To set up a new datasource, you have several options. You can paste in a website URL for Fusion to crawl, or you can navigate to a locally saved file through the File Finder dialog. This quicker setup for commonly used Web and Local Filesystem datasources saves steps in the process and helps newer users get started quickly. Alternatively, the Datasource selection dropdown allows you to quickly select and navigate to any configurable datasource option that Fusion has. If there are existing datasources that you have already configured and saved in the Collection, they can be quickly accessed from this pane as well.
In Fusion 3.0, Parsers have been introduced as their own configurable component of the indexing workflow. They allow greater flexibility and specificity when parsing inbound data.
In Fusion 3.0, parsers have been introduced as their own configurable component of the indexing workflow. They allow greater flexibility and specificity when parsing inbound data.
A parser consists of an ordered list of parser stages that is completely customizable.
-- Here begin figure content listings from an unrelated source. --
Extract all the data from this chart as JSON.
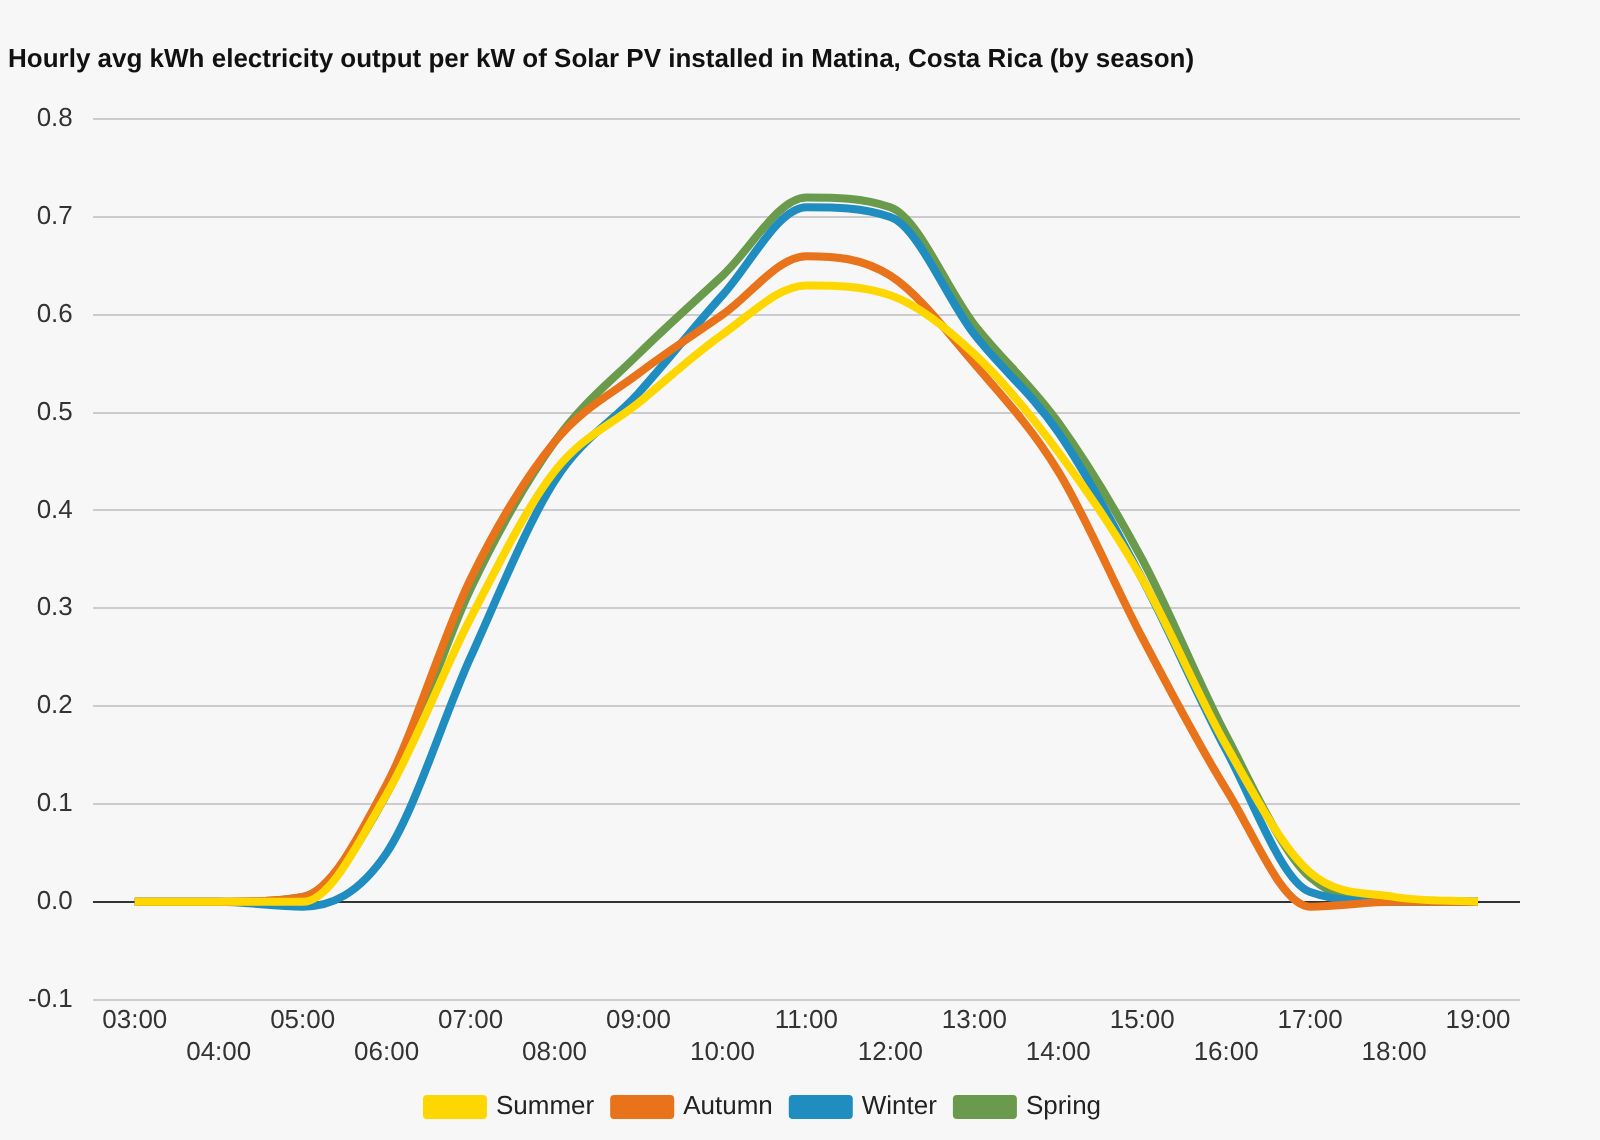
{
  "chart_data": {
    "type": "line",
    "title": "Hourly avg kWh electricity output per kW of Solar PV installed in Matina, Costa Rica (by season)",
    "categories": [
      "03:00",
      "04:00",
      "05:00",
      "06:00",
      "07:00",
      "08:00",
      "09:00",
      "10:00",
      "11:00",
      "12:00",
      "13:00",
      "14:00",
      "15:00",
      "16:00",
      "17:00",
      "18:00",
      "19:00"
    ],
    "series": [
      {
        "name": "Summer",
        "color": "#ffd700",
        "values": [
          0,
          0,
          0,
          0.11,
          0.29,
          0.44,
          0.51,
          0.58,
          0.63,
          0.62,
          0.56,
          0.46,
          0.33,
          0.16,
          0.03,
          0.005,
          0
        ]
      },
      {
        "name": "Autumn",
        "color": "#e8731a",
        "values": [
          0,
          0,
          0.005,
          0.12,
          0.33,
          0.47,
          0.54,
          0.6,
          0.66,
          0.64,
          0.55,
          0.44,
          0.27,
          0.115,
          -0.005,
          0,
          0
        ]
      },
      {
        "name": "Winter",
        "color": "#1f8dc0",
        "values": [
          0,
          0,
          -0.005,
          0.05,
          0.25,
          0.43,
          0.52,
          0.62,
          0.71,
          0.7,
          0.58,
          0.48,
          0.33,
          0.155,
          0.01,
          0,
          0
        ]
      },
      {
        "name": "Spring",
        "color": "#6a9a4c",
        "values": [
          0,
          0,
          0.005,
          0.11,
          0.32,
          0.47,
          0.56,
          0.64,
          0.72,
          0.71,
          0.59,
          0.49,
          0.35,
          0.17,
          0.025,
          0,
          0
        ]
      }
    ],
    "ylim": [
      -0.1,
      0.8
    ],
    "yticks": [
      -0.1,
      {
        "value": 0,
        "label": "0.0"
      },
      0.1,
      0.2,
      0.3,
      0.4,
      0.5,
      0.6,
      0.7,
      0.8
    ],
    "grid": "y",
    "legend": "bottom",
    "marker": "none",
    "line_style": "solid"
  }
}
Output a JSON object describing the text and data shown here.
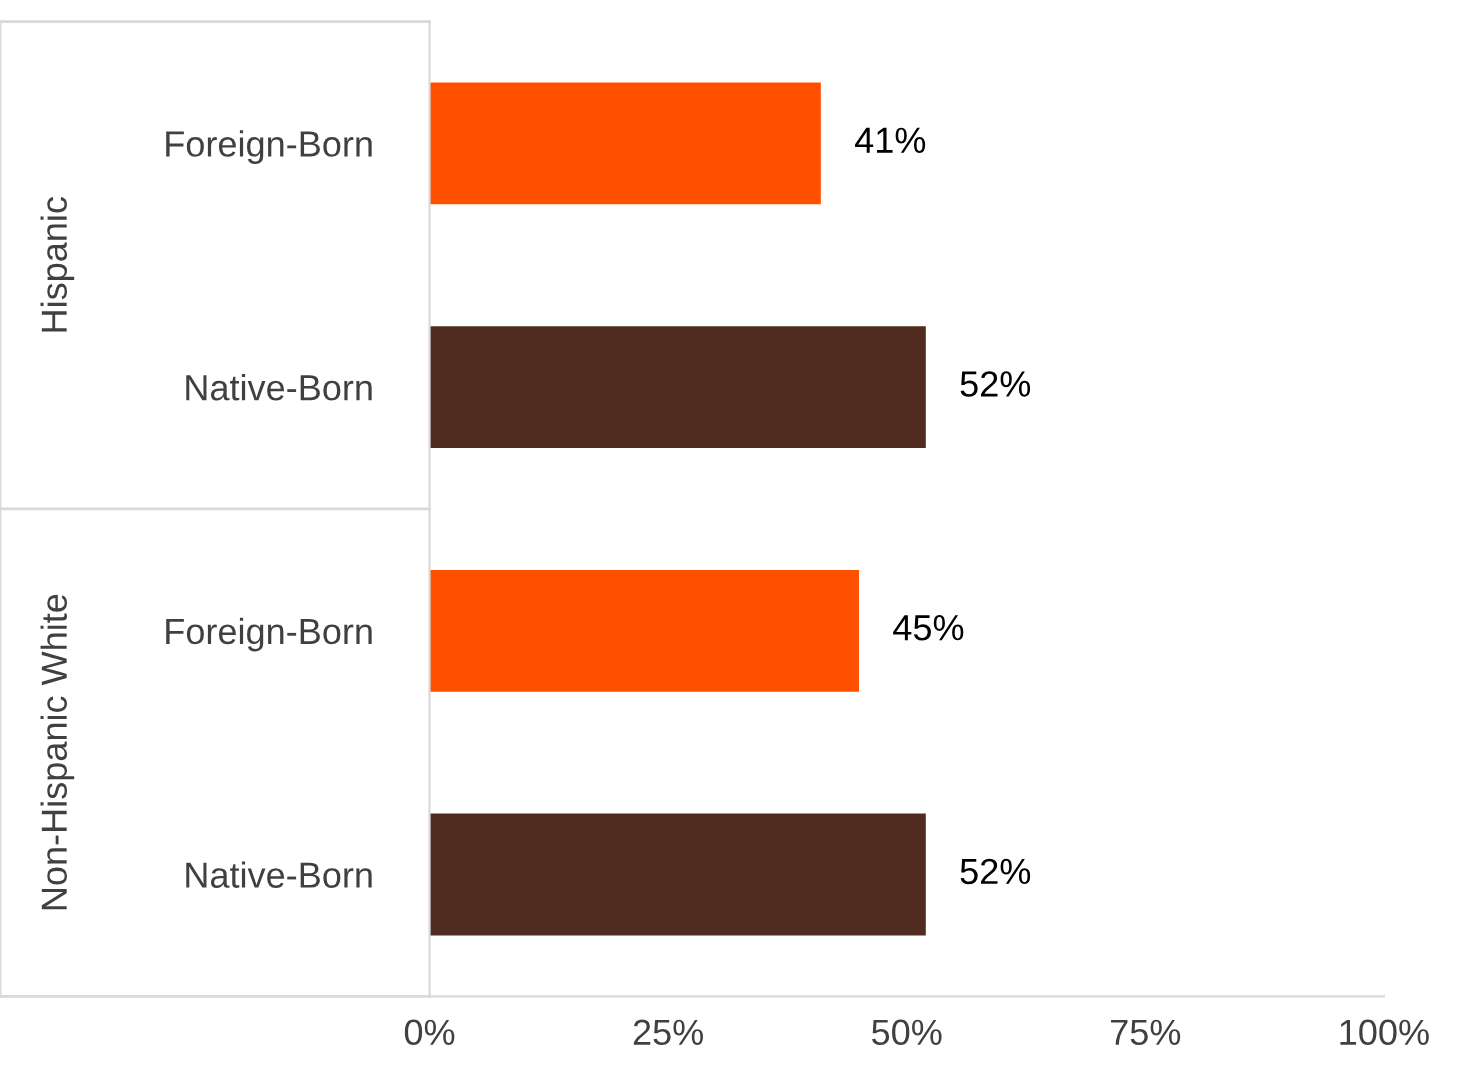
{
  "chart_data": {
    "type": "bar",
    "orientation": "horizontal",
    "categories": [
      "Foreign-Born",
      "Native-Born",
      "Foreign-Born",
      "Native-Born"
    ],
    "values": [
      41,
      52,
      45,
      52
    ],
    "colors": [
      "#ff5000",
      "#4f2c1f",
      "#ff5000",
      "#4f2c1f"
    ],
    "value_labels": [
      "41%",
      "52%",
      "45%",
      "52%"
    ],
    "xlim": [
      0,
      100
    ],
    "xticks": [
      {
        "value": 0,
        "label": "0%"
      },
      {
        "value": 25,
        "label": "25%"
      },
      {
        "value": 50,
        "label": "50%"
      },
      {
        "value": 75,
        "label": "75%"
      },
      {
        "value": 100,
        "label": "100%"
      }
    ],
    "annotations": [
      "Hispanic",
      "Non-Hispanic White"
    ],
    "grid": false
  }
}
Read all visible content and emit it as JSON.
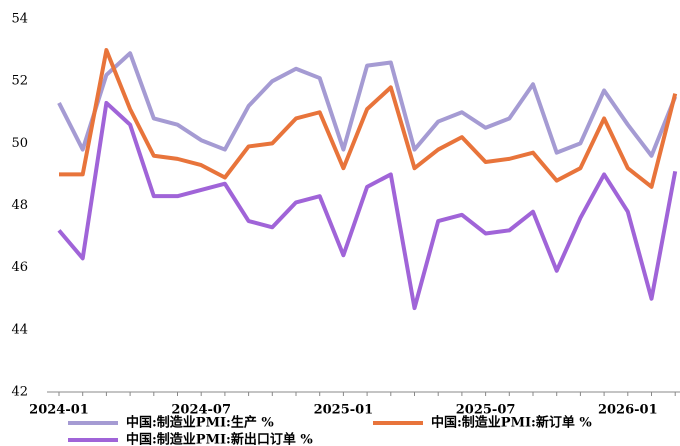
{
  "chart_data": {
    "type": "line",
    "categories": [
      "2024-01",
      null,
      null,
      null,
      null,
      null,
      "2024-07",
      null,
      null,
      null,
      null,
      null,
      "2025-01",
      null,
      null,
      null,
      null,
      null,
      "2025-07",
      null,
      null,
      null,
      null,
      null,
      "2026-01",
      null,
      null
    ],
    "series": [
      {
        "name": "中国:制造业PMI:生产 %",
        "color": "#a59bd3",
        "values": [
          51.3,
          49.8,
          52.2,
          52.9,
          50.8,
          50.6,
          50.1,
          49.8,
          51.2,
          52.0,
          52.4,
          52.1,
          49.8,
          52.5,
          52.6,
          49.8,
          50.7,
          51.0,
          50.5,
          50.8,
          51.9,
          49.7,
          50.0,
          51.7,
          50.6,
          49.6,
          51.5
        ]
      },
      {
        "name": "中国:制造业PMI:新订单 %",
        "color": "#e8743b",
        "values": [
          49.0,
          49.0,
          53.0,
          51.1,
          49.6,
          49.5,
          49.3,
          48.9,
          49.9,
          50.0,
          50.8,
          51.0,
          49.2,
          51.1,
          51.8,
          49.2,
          49.8,
          50.2,
          49.4,
          49.5,
          49.7,
          48.8,
          49.2,
          50.8,
          49.2,
          48.6,
          51.6
        ]
      },
      {
        "name": "中国:制造业PMI:新出口订单 %",
        "color": "#a064d8",
        "values": [
          47.2,
          46.3,
          51.3,
          50.6,
          48.3,
          48.3,
          48.5,
          48.7,
          47.5,
          47.3,
          48.1,
          48.3,
          46.4,
          48.6,
          49.0,
          44.7,
          47.5,
          47.7,
          47.1,
          47.2,
          47.8,
          45.9,
          47.6,
          49.0,
          47.8,
          45.0,
          49.1
        ]
      }
    ],
    "ylim": [
      42,
      54
    ],
    "yticks": [
      42,
      44,
      46,
      48,
      50,
      52,
      54
    ],
    "grid": false,
    "legend": "bottom"
  }
}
The same parser stage can be added to a given configuration multiple times if the different specified settings within those stages best suits the parsing of the data. There is no limit to the number of parser stages that can be included in a parser, and the order in which they run is also completely flexible. In a parser, after all of the doctype-specific parser stages have run, the Tika and Fallback stages are useful catch-all stages that can attempt to parse anything that has not yet been matched. Tika is used for parsing many types of unstructured documents like PDFs, DOCX, and many more. If all of the other stages in the parser fail to completely parse the data, the Fallback stage can copy the raw bytes directly to Solr.
An Index Pipeline transforms incoming data into a document suitable for indexing by Solr via a series of modularized operations called stages. Fusion provides a variety of specialized index stages to index data effectively. Stages can be selected, configured, and enabled or disabled in the Index Pipeline section of the Index Workbench.
Once you finish configuring a datasource using the Index Workbench, you can move on to setting up queries using the Query Workbench, which provides a similar workflow for configuring and previewing search results.